Доходит до поворота, уныло смотрит по сторонам, ворчит, что понастроили – а теперь возиться. Упирает руки в бока, орет:
– Луис, хорош там балдеть, теперь твоя очередь! – Их здесь как бы двое. Остальные тихо сидят в фургоне.
– Дай докурить, – лениво отвечают из машины. Негромко, с зевком.
Откуда-то несет гнилью. Источник запаха вроде бы совсем рядом, и крупный – не меньше большой дохлой собаки. Деметрио оглядывается. Нет, не падаль – а, скажем, ящик гнилых бананов. Никакие не бананы, прогорклое молоко. Тухлая рыба. Или вообще помойка. Большой мусорный бак, битком набитый объедками. Откуда? Кто-то из жильцов не вывозит мусор? А где тогда мухи, должна же быть целая туча...
Деметрио сглатывает подступившую к горлу желчь, лезет в машину. Надевает наушники. Запах резко пропадает. Чудеса, да и только. Впрочем, сейчас не до этого. Подкрутить датчик чувствительности. Поморщиться: помехи.

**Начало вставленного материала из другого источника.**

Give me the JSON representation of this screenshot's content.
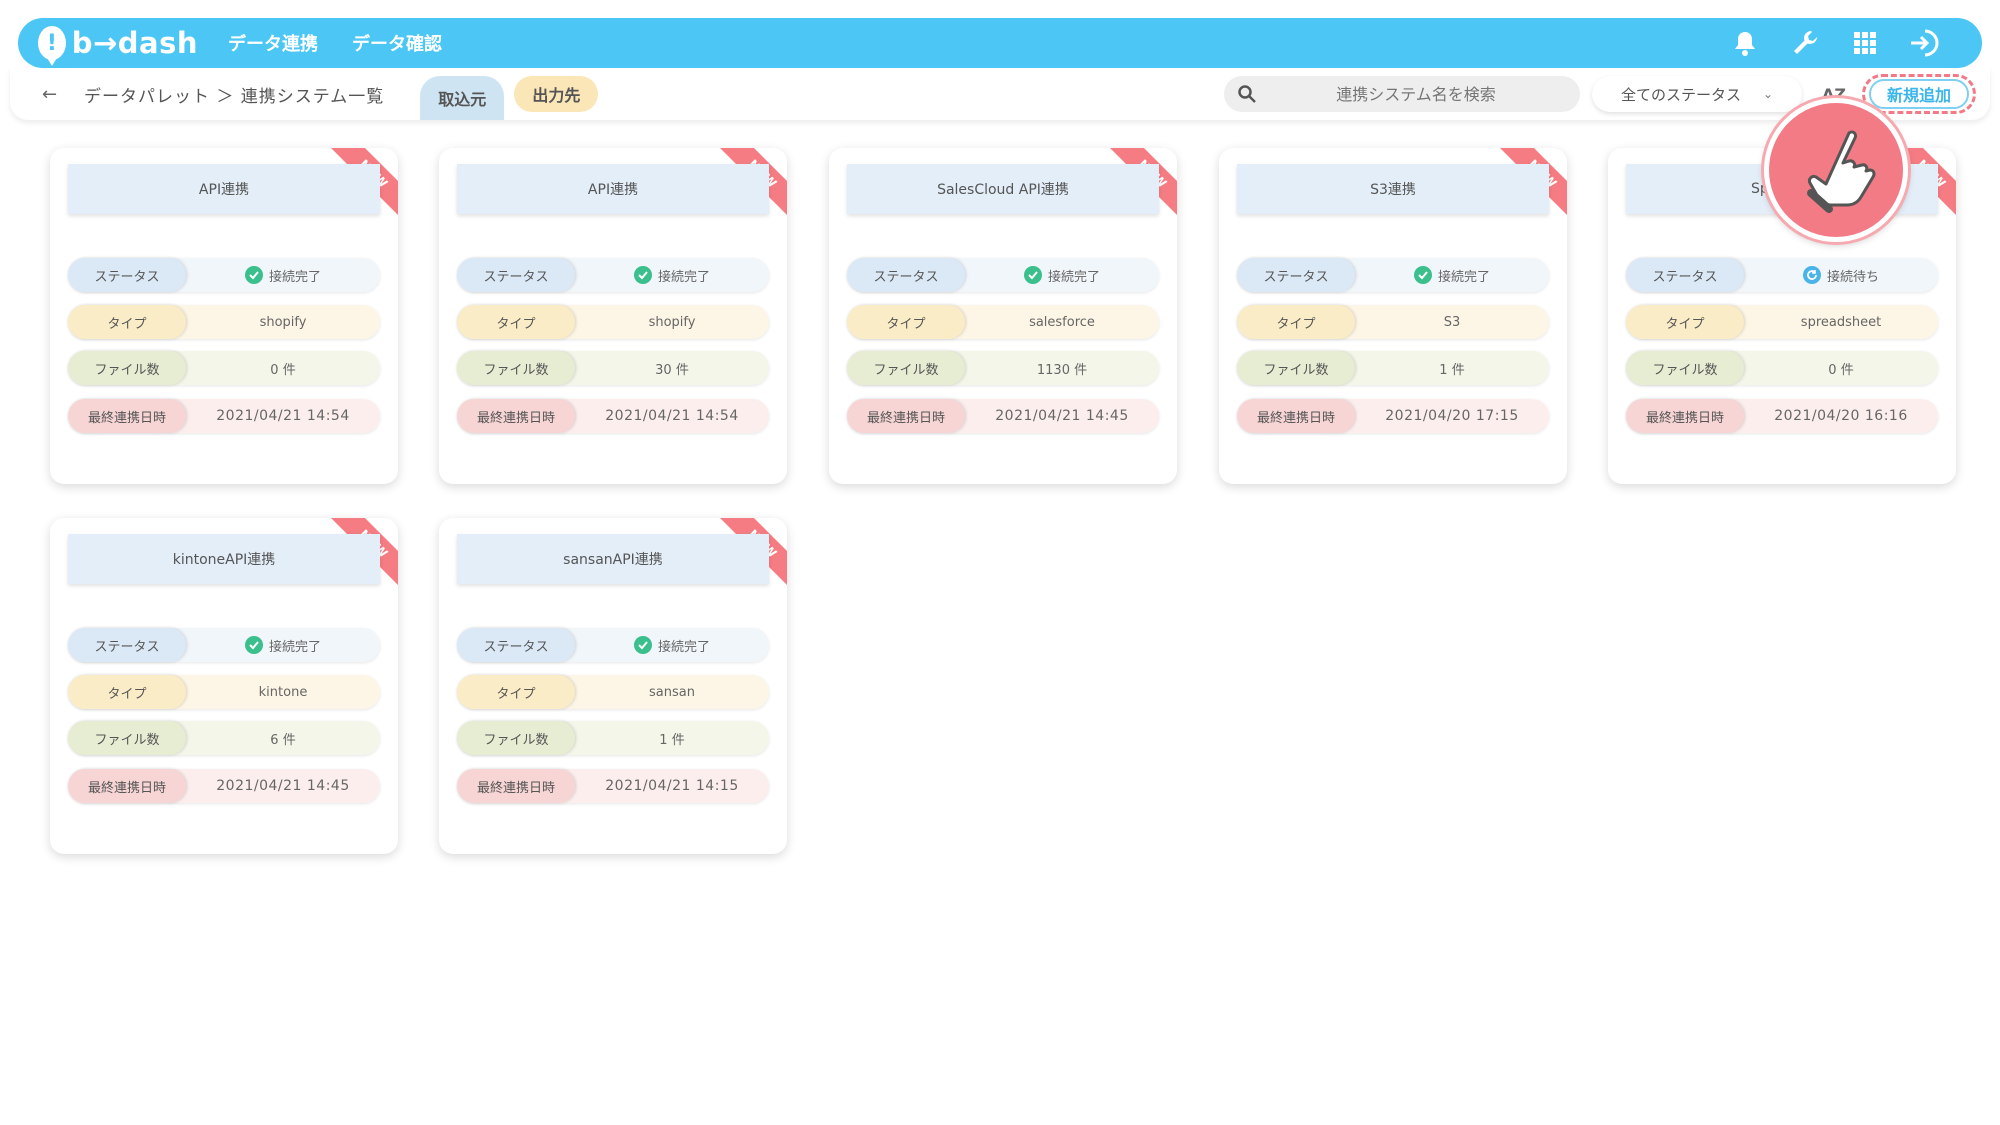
{
  "header": {
    "logo_text": "b→dash",
    "nav": [
      "データ連携",
      "データ確認"
    ]
  },
  "subbar": {
    "back_label": "←",
    "breadcrumb": "データパレット ＞ 連携システム一覧",
    "tab_import": "取込元",
    "tab_export": "出力先",
    "search_placeholder": "連携システム名を検索",
    "status_filter": "全てのステータス",
    "sort_label": "AZ",
    "add_label": "新規追加"
  },
  "labels": {
    "status": "ステータス",
    "type": "タイプ",
    "files": "ファイル数",
    "last": "最終連携日時",
    "new_badge": "NEW"
  },
  "cards": [
    {
      "title": "API連携",
      "status": "接続完了",
      "status_kind": "ok",
      "type": "shopify",
      "files": "0 件",
      "last": "2021/04/21 14:54"
    },
    {
      "title": "API連携",
      "status": "接続完了",
      "status_kind": "ok",
      "type": "shopify",
      "files": "30 件",
      "last": "2021/04/21 14:54"
    },
    {
      "title": "SalesCloud API連携",
      "status": "接続完了",
      "status_kind": "ok",
      "type": "salesforce",
      "files": "1130 件",
      "last": "2021/04/21 14:45"
    },
    {
      "title": "S3連携",
      "status": "接続完了",
      "status_kind": "ok",
      "type": "S3",
      "files": "1 件",
      "last": "2021/04/20 17:15"
    },
    {
      "title": "SpreadSl",
      "status": "接続待ち",
      "status_kind": "wait",
      "type": "spreadsheet",
      "files": "0 件",
      "last": "2021/04/20 16:16"
    },
    {
      "title": "kintoneAPI連携",
      "status": "接続完了",
      "status_kind": "ok",
      "type": "kintone",
      "files": "6 件",
      "last": "2021/04/21 14:45"
    },
    {
      "title": "sansanAPI連携",
      "status": "接続完了",
      "status_kind": "ok",
      "type": "sansan",
      "files": "1 件",
      "last": "2021/04/21 14:15"
    }
  ]
}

Каждый шаг, каждый шорох отдаются в и без того гудящей, немеющей, как отсиженная нога, шее.
У очередного дома Луис останавливается, смотрит на высокие автомобильные ворота, толкает ногой дверь. Гулкий грохот – так в наушниках, но и снаружи, наверное, шумно.
– А тут заперто! – возглашает он. – Эй, откройте! Бюро Водных Ресурсов, проверка счетчиков! Хозяева! Не открывают, – жалуется он минуту спустя. – Нет никого, наверное. Да ну их к... я им "желтую карточку" оставлю. Не позвонят, будут штраф платить.
Деметрио подает машину вперед. Все нужное он уже услышал. Этот звук – не крик, не стон, а сорванный клекот, когда орать уже нечем, а молчать все равно не получается, – не спутаешь ни с чем. "Тихо!" – мужской голос, клекот сходит на нет, не сам – с присвистом носового дыхания. Ясно, рот зажали, причем ладонью.
Они там. Оба. И это и вправду Моро – или что-то ничуть не лучше. Но мальчик еще жив и даже в сознании. Может быть, ублюдок не продолжит, пока машина тут. Другой вариант – всполошится и убьет.
Красно-синий жук карабкается вверх по склону, люди в комбинезонах отрабатывают хлеб, водитель слушает двух "жучков" и поминает про себя все святцы и весь пантеон континента во всех известных ему вариантах. Этот урод там и занят был – понятно чем. Они, если верить звуку, в подвале дома, а лестница там, если верить чертежам – одна. Как ни крути, а для успешного штурма группе придется сделать несколько тысяч движений. Маньяку достаточно одного.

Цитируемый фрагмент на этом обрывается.